Positive WWF conservation news
The Chitin National Park in Nepal is home to a population of one horned rhinos. One of the risks posed to them is from flash flooding. WWF helped to fund a project building soil mounds as refuge for the rhinos during floods. It is hoped that the rhinos will use the higher ground and stay above rising floodwaters.
Javan rhinos are among the rarest in the world. They are solitary creatures and rarely seen within their dense forest habitat. There is a small population in the Ujung Kulon National Park in Java. WWF provided camera traps so as to help monitor the rhinos and learn about their behaviour. Four new baby rhinos were spotted using the cameras which has given everyone hope for their future.

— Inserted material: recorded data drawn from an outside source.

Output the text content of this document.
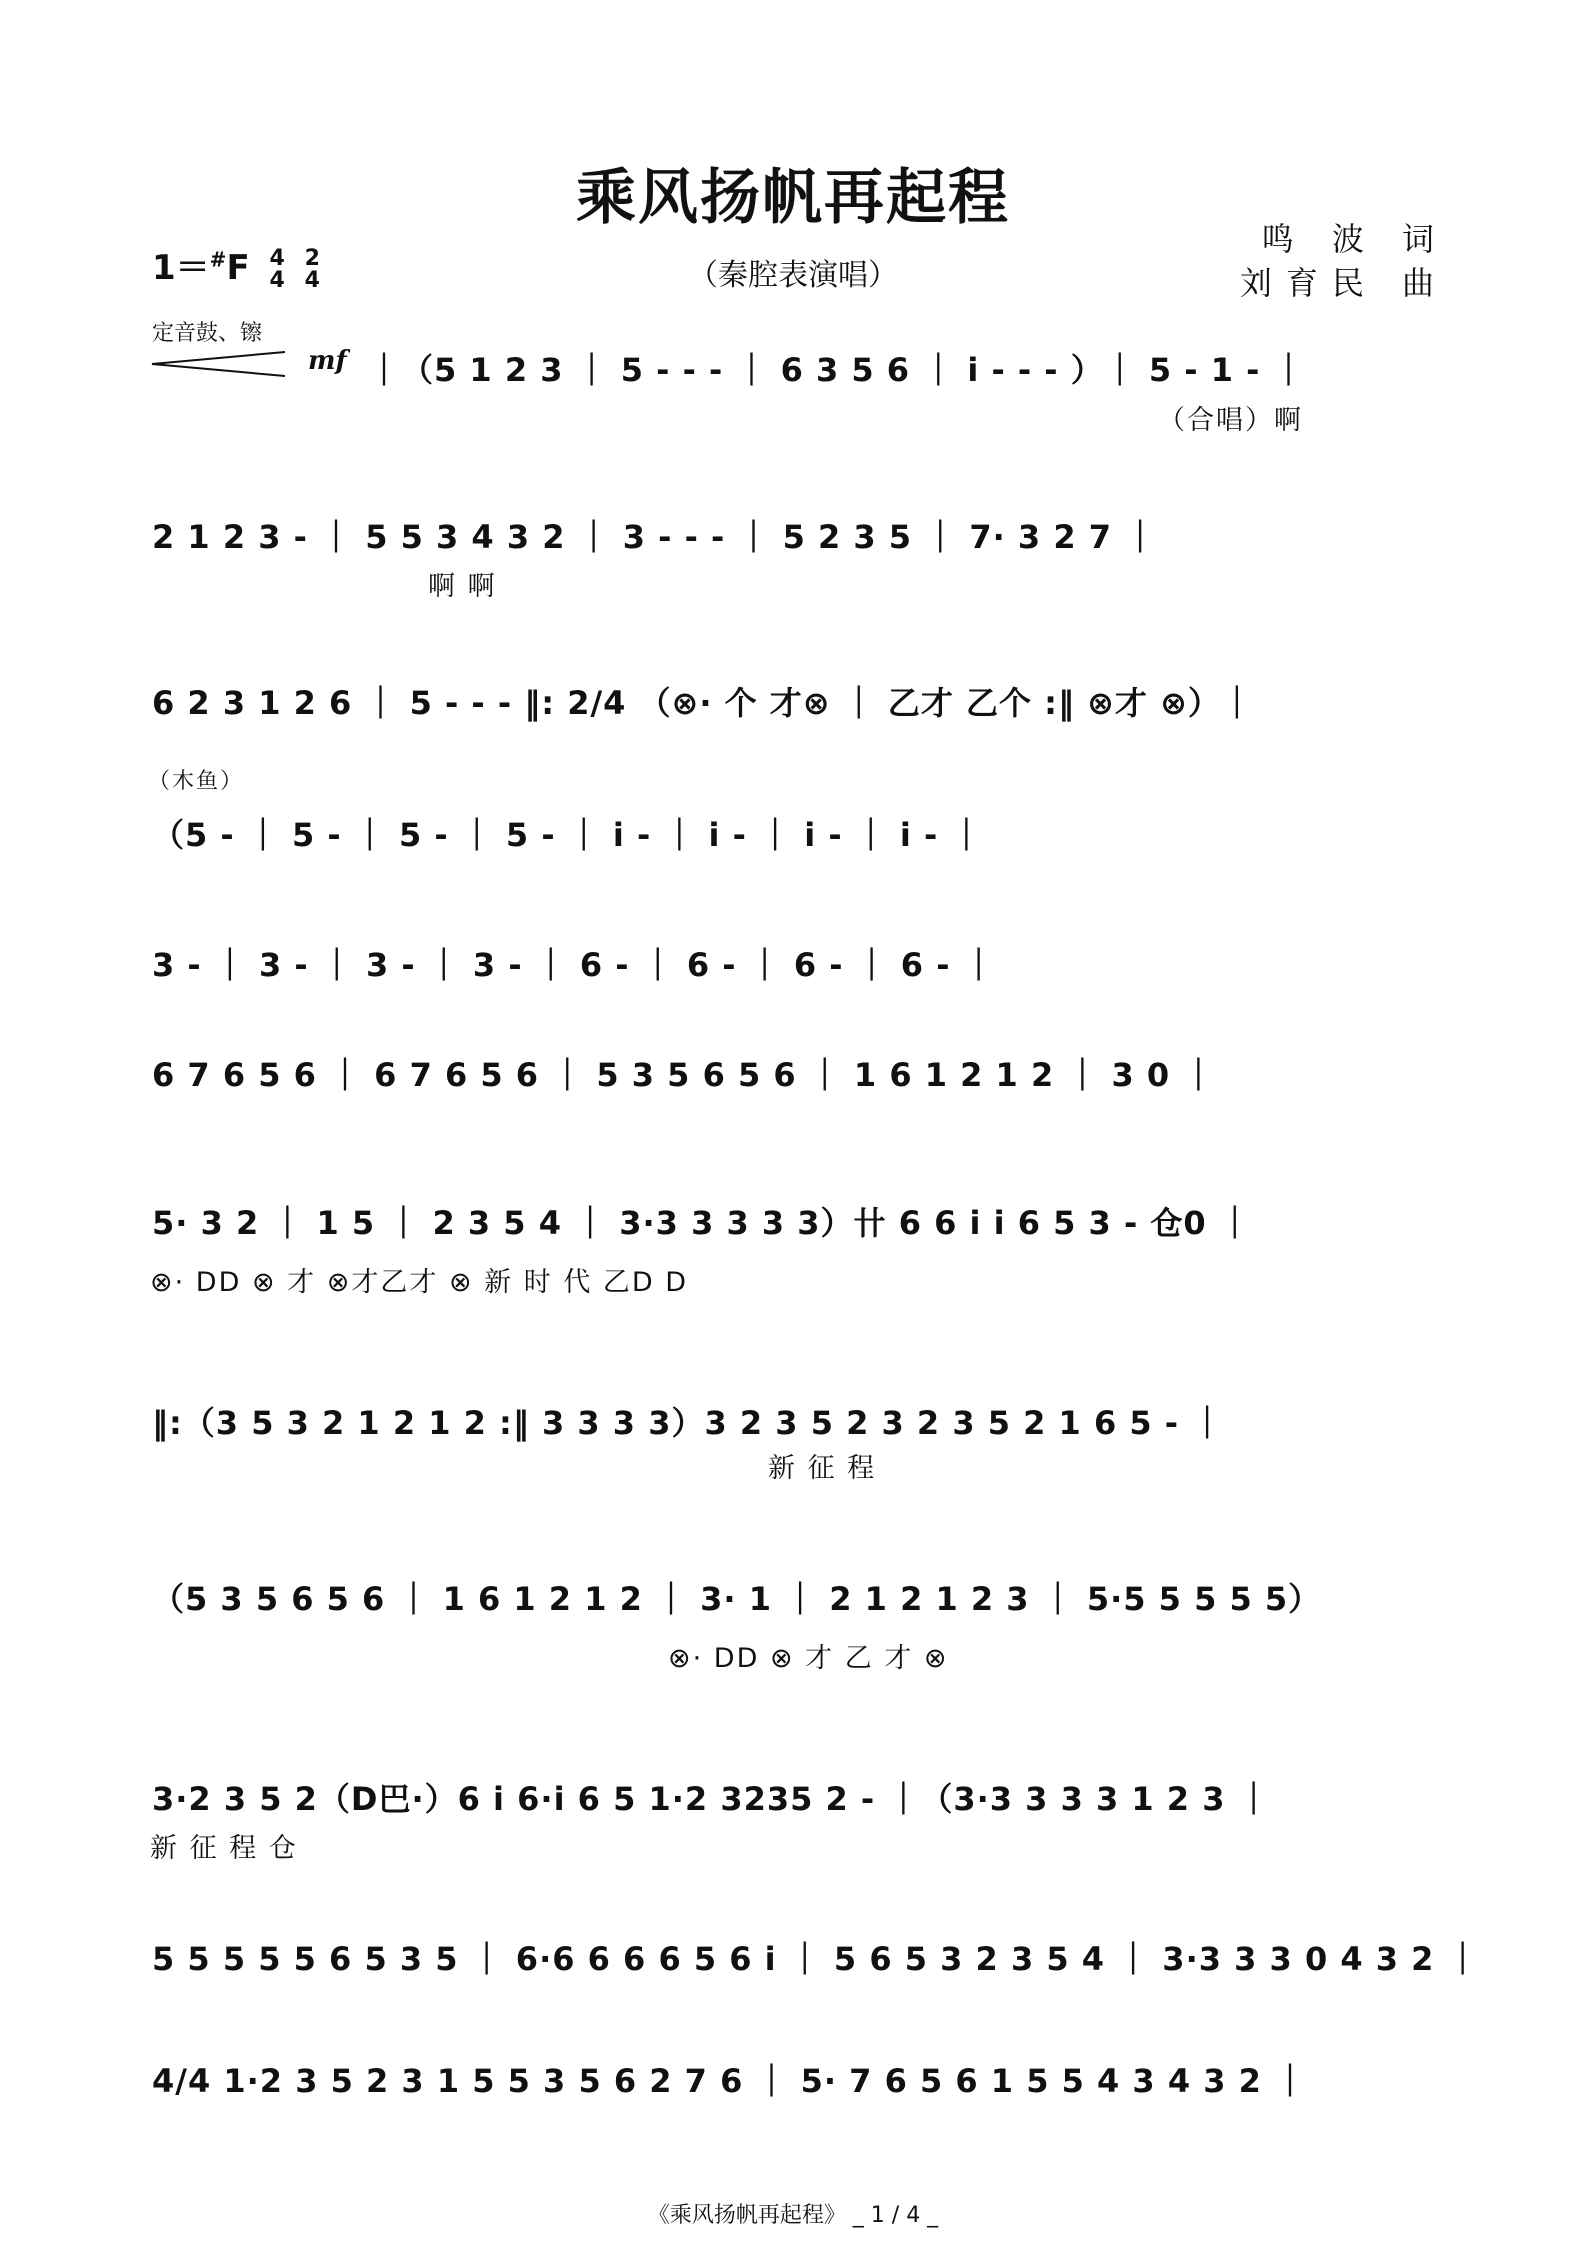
乘风扬帆再起程
（秦腔表演唱）
鸣 波 词
刘育民 曲
1＝#F 4
4

2
4
定音鼓、镲
mf ｜（5 1 2 3 ｜ 5 - - - ｜ 6 3 5 6 ｜ i - - - ）｜ 5 - 1 - ｜
（合唱）啊
2 1 2 3 - ｜ 5 5 3 4 3 2 ｜ 3 - - - ｜ 5 2 3 5 ｜ 7· 3 2 7 ｜
啊 啊
6 2 3 1 2 6 ｜ 5 - - - ‖: 2/4 （⊗· 个 才⊗ ｜ 乙才 乙个 :‖ ⊗才 ⊗）｜
（木鱼）
（5 - ｜ 5 - ｜ 5 - ｜ 5 - ｜ i - ｜ i - ｜ i - ｜ i - ｜
3 - ｜ 3 - ｜ 3 - ｜ 3 - ｜ 6 - ｜ 6 - ｜ 6 - ｜ 6 - ｜
6 7 6 5 6 ｜ 6 7 6 5 6 ｜ 5 3 5 6 5 6 ｜ 1 6 1 2 1 2 ｜ 3 0 ｜
5· 3 2 ｜ 1 5 ｜ 2 3 5 4 ｜ 3·3 3 3 3 3）卄 6 6 i i 6 5 3 - 仓0 ｜
⊗· DD ⊗ 才 ⊗才乙才 ⊗ 新 时 代 乙D D
‖:（3 5 3 2 1 2 1 2 :‖ 3 3 3 3）3 2 3 5 2 3 2 3 5 2 1 6 5 - ｜
新 征 程
（5 3 5 6 5 6 ｜ 1 6 1 2 1 2 ｜ 3· 1 ｜ 2 1 2 1 2 3 ｜ 5·5 5 5 5 5）
⊗· DD ⊗ 才 乙 才 ⊗
3·2 3 5 2（D巴·）6 i 6·i 6 5 1·2 3235 2 - ｜（3·3 3 3 3 1 2 3 ｜
新 征 程 仓
5 5 5 5 5 6 5 3 5 ｜ 6·6 6 6 6 5 6 i ｜ 5 6 5 3 2 3 5 4 ｜ 3·3 3 3 0 4 3 2 ｜
4/4 1·2 3 5 2 3 1 5 5 3 5 6 2 7 6 ｜ 5· 7 6 5 6 1 5 5 4 3 4 3 2 ｜
《乘风扬帆再起程》 _ 1 / 4 _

Black rhinos have been hampered by poaching and habitat loss. Their numbers reached a critically low 2500 in recent years. However, in March this year the IUCN reported some positive news. Their population numbers have risen to 5630. WWF worked hard with local communities, governments and NGO’s to fund campaigns in anti poaching and the illegal trade in rhino horns.
This year has been a challenging one for conservation teams. The funds for conservation projects come from multiple areas; principally charitable donations, governments, and tourism. Many of the front line conservation teams work in tourism. However, the coronavirus pandemic has brought tourism to a stand still. There is a danger conservation successes are lost as tourism contributes to a sizeable amount of funding as well as raising awareness. Thankfully charitable donations are still coming in and are keeping things going as best it can.